Lane Ely, an Extension dairy specialist with the University of Georgia,has logged net farm income per hundredweight of milk sold
since 1995, based on average values for the Eastern United States. Over those 16 years, dairy producers have banked a profit in 12, or 75% of the time. “That’s a pretty good record, and why many have found the dairy industry to be a good option,” says Ely.
But the range in loss to profit was much less during the first 11 years of that period. Ely notes the greatest loss from 1995 through 2005 was just 62¢/cwt and the largest profit was $2.80/cwt, or a range of $3.42. Since 2006, that range has nearly tripled--to $9.81. 2009 was obviously the killer year, with an average loss of $6.23/cwt. But the best profit year in the last 16 also occurred in 2007, at $3.58/cwt.

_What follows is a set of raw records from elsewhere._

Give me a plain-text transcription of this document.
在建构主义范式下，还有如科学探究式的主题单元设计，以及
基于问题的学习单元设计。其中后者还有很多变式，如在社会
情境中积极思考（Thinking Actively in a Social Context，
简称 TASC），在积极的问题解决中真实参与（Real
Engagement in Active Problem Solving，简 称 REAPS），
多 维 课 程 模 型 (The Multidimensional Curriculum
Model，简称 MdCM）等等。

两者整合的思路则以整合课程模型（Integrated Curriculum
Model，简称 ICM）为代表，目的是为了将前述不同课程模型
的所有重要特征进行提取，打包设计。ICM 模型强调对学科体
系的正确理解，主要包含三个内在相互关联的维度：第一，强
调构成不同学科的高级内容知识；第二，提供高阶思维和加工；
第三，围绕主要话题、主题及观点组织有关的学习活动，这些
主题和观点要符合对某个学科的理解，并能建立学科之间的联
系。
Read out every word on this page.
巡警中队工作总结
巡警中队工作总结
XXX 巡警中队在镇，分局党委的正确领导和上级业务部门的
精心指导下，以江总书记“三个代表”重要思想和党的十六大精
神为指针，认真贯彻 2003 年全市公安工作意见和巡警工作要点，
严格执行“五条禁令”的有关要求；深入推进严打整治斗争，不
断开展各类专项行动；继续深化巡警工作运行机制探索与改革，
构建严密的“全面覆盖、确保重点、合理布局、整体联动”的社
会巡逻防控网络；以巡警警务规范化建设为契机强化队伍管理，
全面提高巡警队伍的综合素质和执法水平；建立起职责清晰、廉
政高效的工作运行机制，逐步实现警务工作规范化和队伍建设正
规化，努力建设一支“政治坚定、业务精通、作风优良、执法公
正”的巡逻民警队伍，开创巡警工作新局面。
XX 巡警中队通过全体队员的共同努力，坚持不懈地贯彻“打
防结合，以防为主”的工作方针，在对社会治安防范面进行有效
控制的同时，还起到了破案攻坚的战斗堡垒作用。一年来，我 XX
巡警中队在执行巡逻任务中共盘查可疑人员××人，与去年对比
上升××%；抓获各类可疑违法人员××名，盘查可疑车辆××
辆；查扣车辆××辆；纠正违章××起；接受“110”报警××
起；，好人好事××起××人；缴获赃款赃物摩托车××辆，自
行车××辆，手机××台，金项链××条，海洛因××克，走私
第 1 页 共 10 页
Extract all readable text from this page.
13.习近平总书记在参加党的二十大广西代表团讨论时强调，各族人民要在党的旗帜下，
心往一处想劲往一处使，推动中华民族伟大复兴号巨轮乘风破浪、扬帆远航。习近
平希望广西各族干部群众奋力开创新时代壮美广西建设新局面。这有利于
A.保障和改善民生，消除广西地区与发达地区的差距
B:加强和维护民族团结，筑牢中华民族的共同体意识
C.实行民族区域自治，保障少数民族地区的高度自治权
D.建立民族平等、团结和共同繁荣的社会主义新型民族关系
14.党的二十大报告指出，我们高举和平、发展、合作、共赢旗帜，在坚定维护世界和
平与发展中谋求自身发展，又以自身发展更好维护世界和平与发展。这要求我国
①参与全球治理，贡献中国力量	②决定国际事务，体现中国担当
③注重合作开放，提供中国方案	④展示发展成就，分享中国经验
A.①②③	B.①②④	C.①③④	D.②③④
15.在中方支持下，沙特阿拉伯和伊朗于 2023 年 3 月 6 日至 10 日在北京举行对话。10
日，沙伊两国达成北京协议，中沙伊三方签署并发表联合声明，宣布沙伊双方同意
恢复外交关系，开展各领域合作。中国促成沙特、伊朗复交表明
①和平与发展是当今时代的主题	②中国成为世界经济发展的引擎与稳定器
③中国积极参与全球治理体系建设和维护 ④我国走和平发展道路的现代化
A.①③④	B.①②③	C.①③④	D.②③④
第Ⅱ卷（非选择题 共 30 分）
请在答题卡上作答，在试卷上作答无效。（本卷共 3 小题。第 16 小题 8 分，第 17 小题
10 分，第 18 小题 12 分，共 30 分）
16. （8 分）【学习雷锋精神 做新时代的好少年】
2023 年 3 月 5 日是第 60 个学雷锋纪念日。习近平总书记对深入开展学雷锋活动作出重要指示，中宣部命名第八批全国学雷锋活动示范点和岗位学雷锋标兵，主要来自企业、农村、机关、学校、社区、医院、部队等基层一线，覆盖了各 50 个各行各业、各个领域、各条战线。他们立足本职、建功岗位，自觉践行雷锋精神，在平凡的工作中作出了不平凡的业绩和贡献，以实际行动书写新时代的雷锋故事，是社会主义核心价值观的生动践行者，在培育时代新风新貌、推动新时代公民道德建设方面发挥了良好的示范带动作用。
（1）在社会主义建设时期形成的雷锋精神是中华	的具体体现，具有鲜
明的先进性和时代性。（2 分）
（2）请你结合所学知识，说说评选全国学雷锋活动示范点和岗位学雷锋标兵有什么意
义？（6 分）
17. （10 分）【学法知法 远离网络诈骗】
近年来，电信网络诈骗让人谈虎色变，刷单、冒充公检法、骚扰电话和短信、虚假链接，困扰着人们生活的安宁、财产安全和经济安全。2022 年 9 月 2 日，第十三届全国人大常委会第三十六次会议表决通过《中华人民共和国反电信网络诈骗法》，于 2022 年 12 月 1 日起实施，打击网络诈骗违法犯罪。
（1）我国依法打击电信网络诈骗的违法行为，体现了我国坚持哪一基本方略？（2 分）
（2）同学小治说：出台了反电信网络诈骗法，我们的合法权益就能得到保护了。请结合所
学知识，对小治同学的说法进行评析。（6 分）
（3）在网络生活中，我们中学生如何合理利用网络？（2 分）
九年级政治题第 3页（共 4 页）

Ely analyzed the data further, accumulating profits over time. For example, in 1995, dairies recorded a loss of 62¢/cwt, but then showed a $1.73/cwt profit in 1996. The cumulative profit for the two years was $1.11. If you follow that cumulative addition through 2010, the dairy would have had a cumulative profit of $10.78/cwt over the 16 years.
However, if the dairy started operation in 2000, the cumulative profit through 2010 would have been just $4.69. And if the dairy had started milking cows in 2005, the cumulative profit for those six years would have been just 60¢/cwt because of the devastating impact of 2009 losses.
“The lesson from this should be that ‘saving for a rainy day’ or using some profits to be prepared for the downturns will be successful in the long run,” says Ely. “It takes very good financial records and planning to keep ahead of the game.”